Coors Light has launched a new year’s promotion featuring all the news that’s fit to flint. Timed to coincide with the start of what will hopefully be a bit of rebound year for, well, the world, the beer brand last week released a product called Chill Starters—triangular (sorry, mountain) shaped fire starters that are literally made from shredded newspapers containing some of the bad news from 2020.
“These weirdly cathartic, very flammable mountain-shaped firestarters are handmade from real news ranging from March to November. Murder hornets, not being able to hug your family, Zoom fatigue, you name it,” said the beer brand in a release announcing the product.
“Coors Light is Made to Chill.
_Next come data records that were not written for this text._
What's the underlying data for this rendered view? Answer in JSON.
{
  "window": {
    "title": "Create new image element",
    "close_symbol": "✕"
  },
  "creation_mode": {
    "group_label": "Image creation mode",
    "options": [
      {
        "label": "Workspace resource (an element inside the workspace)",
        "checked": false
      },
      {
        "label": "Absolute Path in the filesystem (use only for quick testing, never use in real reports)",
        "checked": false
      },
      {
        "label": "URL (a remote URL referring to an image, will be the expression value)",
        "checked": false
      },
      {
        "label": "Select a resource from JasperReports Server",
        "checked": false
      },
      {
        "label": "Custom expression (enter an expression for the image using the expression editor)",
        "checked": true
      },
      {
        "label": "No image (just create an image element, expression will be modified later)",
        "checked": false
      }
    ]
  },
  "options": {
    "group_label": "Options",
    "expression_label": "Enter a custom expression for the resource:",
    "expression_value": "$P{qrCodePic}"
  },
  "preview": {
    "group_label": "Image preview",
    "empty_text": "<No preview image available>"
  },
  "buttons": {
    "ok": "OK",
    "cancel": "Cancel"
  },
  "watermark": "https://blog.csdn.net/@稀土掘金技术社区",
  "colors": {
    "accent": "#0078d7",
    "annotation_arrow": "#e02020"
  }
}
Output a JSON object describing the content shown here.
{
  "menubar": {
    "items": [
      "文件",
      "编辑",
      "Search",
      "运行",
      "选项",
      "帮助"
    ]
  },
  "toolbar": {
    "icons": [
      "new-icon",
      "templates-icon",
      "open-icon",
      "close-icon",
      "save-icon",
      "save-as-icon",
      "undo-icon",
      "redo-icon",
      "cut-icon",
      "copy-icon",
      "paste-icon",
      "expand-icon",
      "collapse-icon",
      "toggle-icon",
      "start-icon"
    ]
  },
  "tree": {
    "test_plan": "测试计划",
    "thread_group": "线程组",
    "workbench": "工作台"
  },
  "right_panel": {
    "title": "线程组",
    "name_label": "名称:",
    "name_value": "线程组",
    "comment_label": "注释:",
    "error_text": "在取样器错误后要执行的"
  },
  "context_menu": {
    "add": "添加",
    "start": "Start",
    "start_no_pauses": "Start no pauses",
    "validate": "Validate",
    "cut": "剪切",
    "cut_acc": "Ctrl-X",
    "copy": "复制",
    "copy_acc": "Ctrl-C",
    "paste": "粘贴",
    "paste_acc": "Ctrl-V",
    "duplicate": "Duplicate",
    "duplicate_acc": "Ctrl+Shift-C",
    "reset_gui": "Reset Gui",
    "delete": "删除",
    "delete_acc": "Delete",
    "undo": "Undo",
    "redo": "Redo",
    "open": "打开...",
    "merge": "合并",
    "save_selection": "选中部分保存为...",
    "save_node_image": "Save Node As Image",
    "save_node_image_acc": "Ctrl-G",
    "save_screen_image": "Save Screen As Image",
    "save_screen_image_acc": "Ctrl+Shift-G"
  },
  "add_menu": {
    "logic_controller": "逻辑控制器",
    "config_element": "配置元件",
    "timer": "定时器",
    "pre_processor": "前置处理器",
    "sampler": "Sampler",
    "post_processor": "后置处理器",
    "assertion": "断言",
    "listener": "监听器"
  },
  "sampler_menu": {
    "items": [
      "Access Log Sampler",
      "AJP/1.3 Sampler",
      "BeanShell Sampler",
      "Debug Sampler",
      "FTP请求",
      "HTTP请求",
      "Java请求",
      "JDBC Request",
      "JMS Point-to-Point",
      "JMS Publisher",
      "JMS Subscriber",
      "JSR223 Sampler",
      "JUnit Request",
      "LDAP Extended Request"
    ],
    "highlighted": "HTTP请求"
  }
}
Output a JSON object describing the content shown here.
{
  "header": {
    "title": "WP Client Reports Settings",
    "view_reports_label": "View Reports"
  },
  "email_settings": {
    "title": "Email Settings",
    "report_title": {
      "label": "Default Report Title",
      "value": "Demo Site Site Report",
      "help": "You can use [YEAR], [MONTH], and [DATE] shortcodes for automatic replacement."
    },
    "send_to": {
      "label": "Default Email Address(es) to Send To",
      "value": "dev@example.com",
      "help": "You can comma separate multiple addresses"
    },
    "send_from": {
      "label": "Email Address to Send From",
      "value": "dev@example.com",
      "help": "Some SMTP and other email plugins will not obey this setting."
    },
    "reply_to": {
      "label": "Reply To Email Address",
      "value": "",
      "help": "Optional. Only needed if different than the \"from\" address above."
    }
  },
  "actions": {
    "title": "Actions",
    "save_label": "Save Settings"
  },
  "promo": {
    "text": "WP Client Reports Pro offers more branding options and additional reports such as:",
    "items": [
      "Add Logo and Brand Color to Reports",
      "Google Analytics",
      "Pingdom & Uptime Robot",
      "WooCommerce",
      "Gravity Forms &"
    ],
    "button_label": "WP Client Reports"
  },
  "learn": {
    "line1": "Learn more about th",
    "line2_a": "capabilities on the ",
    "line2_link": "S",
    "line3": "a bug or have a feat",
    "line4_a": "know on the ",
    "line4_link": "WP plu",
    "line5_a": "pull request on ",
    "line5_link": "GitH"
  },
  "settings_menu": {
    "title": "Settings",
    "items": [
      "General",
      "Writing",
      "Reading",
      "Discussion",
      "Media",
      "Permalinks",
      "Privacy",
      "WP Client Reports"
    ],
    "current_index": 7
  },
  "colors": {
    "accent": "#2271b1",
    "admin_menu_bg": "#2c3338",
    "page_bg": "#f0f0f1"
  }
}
But this year’s been everything but,” said Garrick Fritelli, senior marketing manager at Molson Coors. “We wanted Canadians to be able to close the year off on a chill note, and what better than a cold one beside the fireplace to relax and reflect.”
The Chill Starters—featuring the word “chill” in the instantly recognizable Coors Light font—were conceived by Rethink’s Montreal office as a nod to the beer brand’s new “Made to chill” brand platform.
The idea arose from conversations between Molson Coors Canada and Rethink around how to best kick off 2021 amid unusual circumstances, said Rethink’s Alex Lefebvre. “We knew big celebrations, big cheers and plainly telling people to chill wouldn’t cut it,” he said. “So the notion of ‘saying goodbye to this year’ in a chill way became our approach.”
All of the Chill Starters are made from old newspapers that were obtained from Canadian newspaper publishers. “[The] suggestion that we burn the shitty news away as people chilled was the cherry on top,” said Lefebvre.
The project was originally conceived as a small Quebec-based promotion, with about 200 of the Chill Starters sent to Molson Coors staff and some select influencers. However, Lefebvre said they were caught off guard by a flood of requests from people asking where they could be purchased.
“In hindsight, this was a miss on our part, not to have this biggest from the outset,” he said, before issuing a prediction we fervently hope doesn’t come to pass. “[Depending on] how this year goes, maybe they’ll resurface next year to say goodbye to 2021. Who knows.”